Some other new STEM school construction elements include soundproof glass walls so students can observe others at work without disturbing them, and flexible furniture configurations, such as modular tables that can be broken down to accommodate student groups of different sizes.
For districts who don’t have the luxury of undergoing major construction, some cost effective steps they can take to begin a STEM program include identifying and co-locating teachers willing to work in cross-disciplinary, team-teaching collaborations that allow students see how different disciplines inter-relate in the real world, says Moje. Basic materials, such as plywood 2x4s, string, and clay encourage the critical hands-on learning that can take subjects like math out of the theoretical and into the physical realm. Ideally, schools could also find spaces, such as a neighborhood warehouse, where students can have the kinds of wood or metal shop experiences once so common, says Moje.
Tips for Getting Started with STEM
Awareness is key to getting stakeholder buy-in for any program, but a comprehensive list of STEM facts and statistics on the PLTW site can help district leaders convince doubters. Examples include:
· the U.S. will have over 1.2 million unfilled jobs in STEM-related fields by 2018 (U.S. News STEM Solutions Summit, 2012); and
· the World Economic Forum ranks the U.S. as No. 48 in quality of math and science education.
Think big picture, says SLA’s Lehmann. Don’t just institute a math class here or an after-school program there. Consider a comprehensive strategy that can apply to all district schools. Lehmann also advises administrators and school board members to do their homework and learn from others by visiting or reading about innovative programs such as the Illinois Mathematics and Science Academy (IMSA) and the High Tech High School programs across the country. He also advises attending conferences, such as SLA’s EduCon or other industry events where STEM best practices are on the agenda. The PLTW web site is another great resource, pointing visitors to districts and schools arcoss the nation who are implementing STEM programs they might learn from.

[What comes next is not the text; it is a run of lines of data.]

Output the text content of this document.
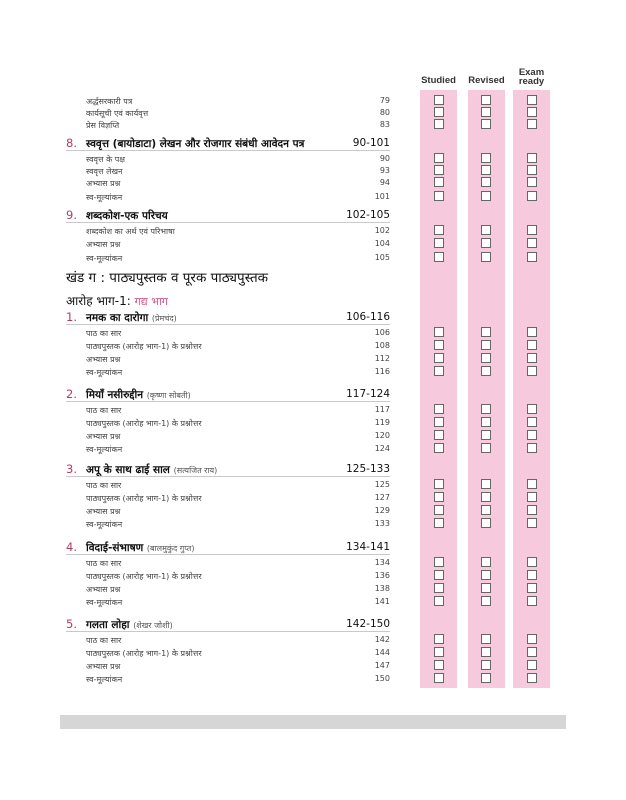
Studied	Revised
Exam ready
अर्द्धसरकारी पत्र	79
कार्यसूची एवं कार्यवृत्त	80
प्रेस विज्ञप्ति	83
8. स्ववृत्त (बायोडाटा) लेखन और रोजगार संबंधी आवेदन पत्र	90-101
स्ववृत्त के पक्ष	90
स्ववृत्त लेखन	93
अभ्यास प्रश्न	94
स्व-मूल्यांकन	101
9. शब्दकोश-एक परिचय	102-105
शब्दकोश का अर्थ एवं परिभाषा	102
अभ्यास प्रश्न	104
स्व-मूल्यांकन	105
खंड ग : पाठ्यपुस्तक व पूरक पाठ्यपुस्तक
आरोह भाग-1: गद्य भाग
1. नमक का दारोगा (प्रेमचंद)	106-116
पाठ का सार	106
पाठ्यपुस्तक (आरोह भाग-1) के प्रश्नोत्तर	108
अभ्यास प्रश्न	112
स्व-मूल्यांकन	116
2. मियाँ नसीरुद्दीन (कृष्णा सोबती)	117-124
पाठ का सार	117
पाठ्यपुस्तक (आरोह भाग-1) के प्रश्नोत्तर	119
अभ्यास प्रश्न	120
स्व-मूल्यांकन	124
3. अपू के साथ ढाई साल (सत्यजित राय)	125-133
पाठ का सार	125
पाठ्यपुस्तक (आरोह भाग-1) के प्रश्नोत्तर	127
अभ्यास प्रश्न	129
स्व-मूल्यांकन	133
4. विदाई-संभाषण (बालमुकुंद गुप्त)	134-141
पाठ का सार	134
पाठ्यपुस्तक (आरोह भाग-1) के प्रश्नोत्तर	136
अभ्यास प्रश्न	138
स्व-मूल्यांकन	141
5. गलता लोहा (शेखर जोशी)	142-150
पाठ का सार	142
पाठ्यपुस्तक (आरोह भाग-1) के प्रश्नोत्तर	144
अभ्यास प्रश्न	147
स्व-मूल्यांकन	150
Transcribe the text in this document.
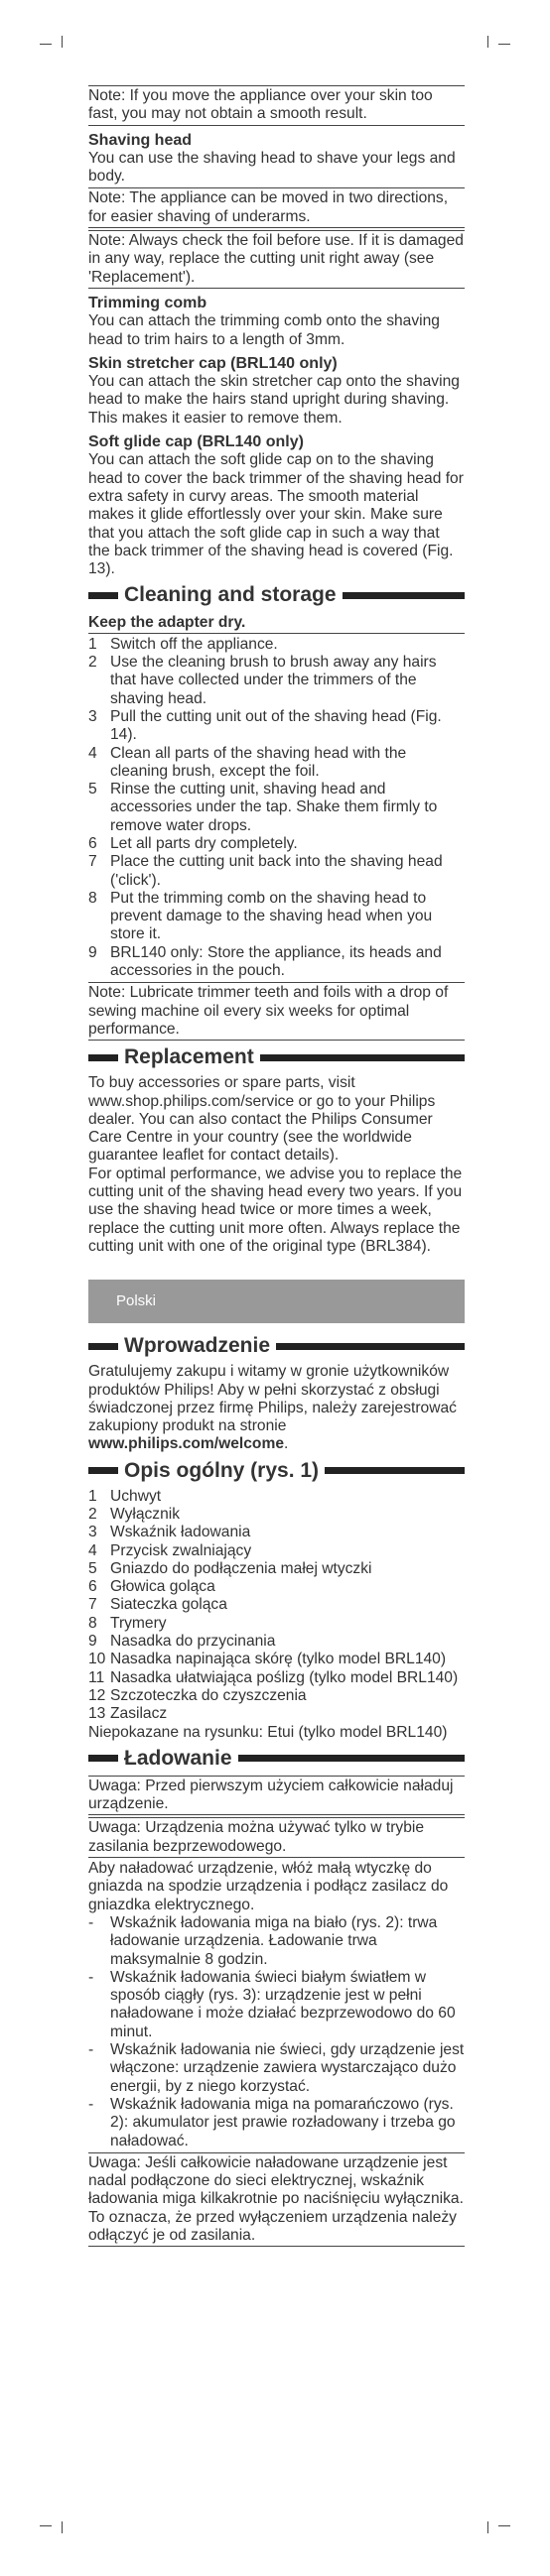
Note: If you move the appliance over your skin too fast, you may not obtain a smooth result.

Shaving head

You can use the shaving head to shave your legs and body.

Note: The appliance can be moved in two directions, for easier shaving of underarms.

Note: Always check the foil before use. If it is damaged in any way, replace the cutting unit right away (see 'Replacement').

Trimming comb

You can attach the trimming comb onto the shaving head to trim hairs to a length of 3mm.

Skin stretcher cap (BRL140 only)

You can attach the skin stretcher cap onto the shaving head to make the hairs stand upright during shaving. This makes it easier to remove them.

Soft glide cap (BRL140 only)

You can attach the soft glide cap on to the shaving head to cover the back trimmer of the shaving head for extra safety in curvy areas. The smooth material makes it glide effortlessly over your skin. Make sure that you attach the soft glide cap in such a way that the back trimmer of the shaving head is covered (Fig. 13).

Cleaning and storage

Keep the adapter dry.

1 Switch off the appliance.
2 Use the cleaning brush to brush away any hairs that have collected under the trimmers of the shaving head.
3 Pull the cutting unit out of the shaving head (Fig. 14).
4 Clean all parts of the shaving head with the cleaning brush, except the foil.
5 Rinse the cutting unit, shaving head and accessories under the tap. Shake them firmly to remove water drops.
6 Let all parts dry completely.
7 Place the cutting unit back into the shaving head ('click').
8 Put the trimming comb on the shaving head to prevent damage to the shaving head when you store it.
9 BRL140 only: Store the appliance, its heads and accessories in the pouch.

Note: Lubricate trimmer teeth and foils with a drop of sewing machine oil every six weeks for optimal performance.

Replacement

To buy accessories or spare parts, visit www.shop.philips.com/service or go to your Philips dealer. You can also contact the Philips Consumer Care Centre in your country (see the worldwide guarantee leaflet for contact details).

For optimal performance, we advise you to replace the cutting unit of the shaving head every two years. If you use the shaving head twice or more times a week, replace the cutting unit more often. Always replace the cutting unit with one of the original type (BRL384).

Polski
Wprowadzenie

Gratulujemy zakupu i witamy w gronie użytkowników produktów Philips! Aby w pełni skorzystać z obsługi świadczonej przez firmę Philips, należy zarejestrować zakupiony produkt na stronie www.philips.com/welcome.

Opis ogólny (rys. 1)
1 Uchwyt
2 Wyłącznik
3 Wskaźnik ładowania
4 Przycisk zwalniający
5 Gniazdo do podłączenia małej wtyczki
6 Głowica goląca
7 Siateczka goląca
8 Trymery
9 Nasadka do przycinania
10 Nasadka napinająca skórę (tylko model BRL140)
11 Nasadka ułatwiająca poślizg (tylko model BRL140)
12 Szczoteczka do czyszczenia
13 Zasilacz

Niepokazane na rysunku: Etui (tylko model BRL140)

Ładowanie

Uwaga: Przed pierwszym użyciem całkowicie naładuj urządzenie.

Uwaga: Urządzenia można używać tylko w trybie zasilania bezprzewodowego.

Aby naładować urządzenie, włóż małą wtyczkę do gniazda na spodzie urządzenia i podłącz zasilacz do gniazdka elektrycznego.

-	Wskaźnik ładowania miga na biało (rys. 2): trwa ładowanie urządzenia. Ładowanie trwa maksymalnie 8 godzin.
-	Wskaźnik ładowania świeci białym światłem w sposób ciągły (rys. 3): urządzenie jest w pełni naładowane i może działać bezprzewodowo do 60 minut.
-	Wskaźnik ładowania nie świeci, gdy urządzenie jest włączone: urządzenie zawiera wystarczająco dużo energii, by z niego korzystać.
-	Wskaźnik ładowania miga na pomarańczowo (rys. 2): akumulator jest prawie rozładowany i trzeba go naładować.

Uwaga: Jeśli całkowicie naładowane urządzenie jest nadal podłączone do sieci elektrycznej, wskaźnik ładowania miga kilkakrotnie po naciśnięciu wyłącznika. To oznacza, że przed wyłączeniem urządzenia należy odłączyć je od zasilania.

Finding the right partnerships is also a good place to start, says Day. Districts should identify and reach out to local business and universities to begin discussions about partnerships and what a STEM program should look like. Job skills should be embedded into the curriculum and businesses have a vested interest in long –term, high quality programs.
Pinder says perhaps the most crucial piece of advice he would give district administrators is to start young getting STEM on the radar of students.” In high school, students will find they have a knack for STEM, but can be discouraged because they feel they have so much catching up to do,” he says. Districts should run campaigns for STEM programs using local athletes or celebrities and targeting kids even in the primary grades. PLTW’s director of communications, Jennifer Cahill, says this is also a mission shared by her organization and that educators can expect an elementary-level curriculum within the next few years.
Says Day, “If STEM is an urgent need in this country, and it is, then it should be the core of what every student is doing and learning in school. There are millions of students who would not know to aspire to a STEM career because they’ve never been exposed to it. It’s up to our schools to create a culture that allows that to happen.”